Saturday, August 11, 2007

Helloooo Out There...

I have been lamenting lately that I don't know any women or men with children my age whom I am really close with who are staying home with their children. Lamenting is maybe putting it too strongly, it's more like noticing. I am blessed with great friends, and am not necessarily looking (or even able to make room) for more close friends, but do notice that I don't have that commonality with those in my close circle around being a new mom and most recently, an at-home mom too. I have gotten out to one library story hour, but have yet to attend a play group, mostly because the people energy I have goes towards maintaining my existing friendships and family relationships. So there it is. I can't even clearly measure how important my need is to have additional connections, I only know that the isolation that I feel around being Noah's primary caregiver goes beyond what I can talk about easily with most people in my life right now.

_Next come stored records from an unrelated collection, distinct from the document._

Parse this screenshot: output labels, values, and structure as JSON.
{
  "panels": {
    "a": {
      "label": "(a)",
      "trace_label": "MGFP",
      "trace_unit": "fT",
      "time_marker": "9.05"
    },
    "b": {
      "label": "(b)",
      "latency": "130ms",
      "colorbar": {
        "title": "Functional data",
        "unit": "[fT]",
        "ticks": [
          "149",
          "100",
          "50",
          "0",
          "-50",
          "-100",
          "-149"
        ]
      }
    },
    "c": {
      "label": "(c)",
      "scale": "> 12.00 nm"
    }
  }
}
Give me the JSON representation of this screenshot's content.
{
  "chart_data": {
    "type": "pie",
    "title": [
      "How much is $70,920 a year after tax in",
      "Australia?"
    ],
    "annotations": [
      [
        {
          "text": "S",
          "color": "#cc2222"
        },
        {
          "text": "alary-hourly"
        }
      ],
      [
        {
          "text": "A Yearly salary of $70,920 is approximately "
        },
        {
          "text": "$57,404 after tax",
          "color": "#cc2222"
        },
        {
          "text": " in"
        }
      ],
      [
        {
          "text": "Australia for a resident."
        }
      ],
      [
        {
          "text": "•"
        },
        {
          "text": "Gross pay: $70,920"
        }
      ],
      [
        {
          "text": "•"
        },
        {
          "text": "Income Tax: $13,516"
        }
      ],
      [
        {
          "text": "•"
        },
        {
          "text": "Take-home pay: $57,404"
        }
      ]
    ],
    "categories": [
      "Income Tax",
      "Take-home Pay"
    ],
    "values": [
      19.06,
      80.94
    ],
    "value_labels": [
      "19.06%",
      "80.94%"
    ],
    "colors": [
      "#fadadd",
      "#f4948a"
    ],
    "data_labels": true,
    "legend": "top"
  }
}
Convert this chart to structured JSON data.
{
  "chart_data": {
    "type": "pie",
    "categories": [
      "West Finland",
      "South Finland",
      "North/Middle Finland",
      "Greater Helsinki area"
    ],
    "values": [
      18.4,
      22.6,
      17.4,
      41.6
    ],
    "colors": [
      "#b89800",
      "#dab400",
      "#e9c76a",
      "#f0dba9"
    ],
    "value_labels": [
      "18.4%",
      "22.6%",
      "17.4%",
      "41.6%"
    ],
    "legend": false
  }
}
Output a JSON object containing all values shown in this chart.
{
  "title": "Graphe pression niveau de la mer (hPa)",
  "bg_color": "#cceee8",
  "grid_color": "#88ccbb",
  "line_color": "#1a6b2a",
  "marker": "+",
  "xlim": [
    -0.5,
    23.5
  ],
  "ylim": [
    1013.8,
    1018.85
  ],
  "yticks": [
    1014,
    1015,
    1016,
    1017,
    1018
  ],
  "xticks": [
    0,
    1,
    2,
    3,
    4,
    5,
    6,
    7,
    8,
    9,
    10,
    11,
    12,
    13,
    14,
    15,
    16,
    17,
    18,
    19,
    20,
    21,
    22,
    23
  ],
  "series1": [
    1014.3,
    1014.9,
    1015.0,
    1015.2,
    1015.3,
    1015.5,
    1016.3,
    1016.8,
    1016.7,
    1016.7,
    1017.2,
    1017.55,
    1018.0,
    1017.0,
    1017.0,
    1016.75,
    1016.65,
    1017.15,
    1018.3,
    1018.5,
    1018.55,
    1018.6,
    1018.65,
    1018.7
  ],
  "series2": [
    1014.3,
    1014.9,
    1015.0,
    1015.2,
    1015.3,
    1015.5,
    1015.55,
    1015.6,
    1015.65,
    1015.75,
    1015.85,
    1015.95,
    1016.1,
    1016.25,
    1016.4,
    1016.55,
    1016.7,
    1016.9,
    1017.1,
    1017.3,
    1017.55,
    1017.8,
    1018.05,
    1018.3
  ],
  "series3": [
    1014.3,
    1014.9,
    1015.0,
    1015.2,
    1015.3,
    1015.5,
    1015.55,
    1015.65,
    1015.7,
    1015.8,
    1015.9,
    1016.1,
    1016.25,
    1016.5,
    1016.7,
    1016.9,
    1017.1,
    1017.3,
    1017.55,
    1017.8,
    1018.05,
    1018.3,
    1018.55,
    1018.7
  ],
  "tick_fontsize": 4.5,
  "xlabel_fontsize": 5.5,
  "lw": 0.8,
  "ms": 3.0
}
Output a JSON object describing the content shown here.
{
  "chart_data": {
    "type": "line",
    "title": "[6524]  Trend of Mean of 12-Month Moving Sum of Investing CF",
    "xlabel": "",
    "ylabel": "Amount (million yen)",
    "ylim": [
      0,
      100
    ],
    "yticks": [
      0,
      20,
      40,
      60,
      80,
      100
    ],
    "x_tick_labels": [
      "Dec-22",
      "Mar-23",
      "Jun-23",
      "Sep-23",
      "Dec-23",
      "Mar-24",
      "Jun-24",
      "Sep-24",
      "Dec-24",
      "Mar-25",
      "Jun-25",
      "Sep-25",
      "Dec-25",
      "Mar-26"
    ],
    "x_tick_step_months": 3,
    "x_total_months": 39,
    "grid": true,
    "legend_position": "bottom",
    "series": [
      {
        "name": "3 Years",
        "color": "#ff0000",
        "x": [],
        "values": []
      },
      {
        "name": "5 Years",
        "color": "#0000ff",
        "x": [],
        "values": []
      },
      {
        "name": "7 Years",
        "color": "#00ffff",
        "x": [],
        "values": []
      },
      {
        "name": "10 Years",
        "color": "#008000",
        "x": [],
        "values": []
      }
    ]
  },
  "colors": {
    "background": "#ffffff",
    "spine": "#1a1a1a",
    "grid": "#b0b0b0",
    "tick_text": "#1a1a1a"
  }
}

Saying "I feel isolated," just doesn't seem to carry the emotion I have about it. "I feel massively responsible," gets closer. "I feel alone in this full-time mission to keep him not just alive, but happy, healthy, and thriving, while being a full-time witness to his early life" might sum up the whole kitten kaboodle, but still isn't specific enough. It's that it's tough luck if I don't feel like putting him to bed on a night when it takes an hour instead of ten minutes. Or how annoying it is wiping slung food particles off the kitchen tile after every meal, trying to focus on how exciting it is that Noah is learning to eat and sometimes even with a fork. Or how when Noah gives a glowing smile after walking, or stacking a block tower seven blocks high, there is no other adult for me to turn to and say - "How amazing is this?" Or when my husband is at work, how it is just me and Noah here. For many days in a row.

There is nothing like it, and I know the answer is not to whine for a long time but to go out and ask the universe for what I want. So my goal is to start engaging a bit more in the blogosphere to find some similarly situated bloggers - perhaps cyberspace is the new YWCA group for a mom like me? Where I can connect without taking on more than I can handle? Here I go - I hope to see you in the ether.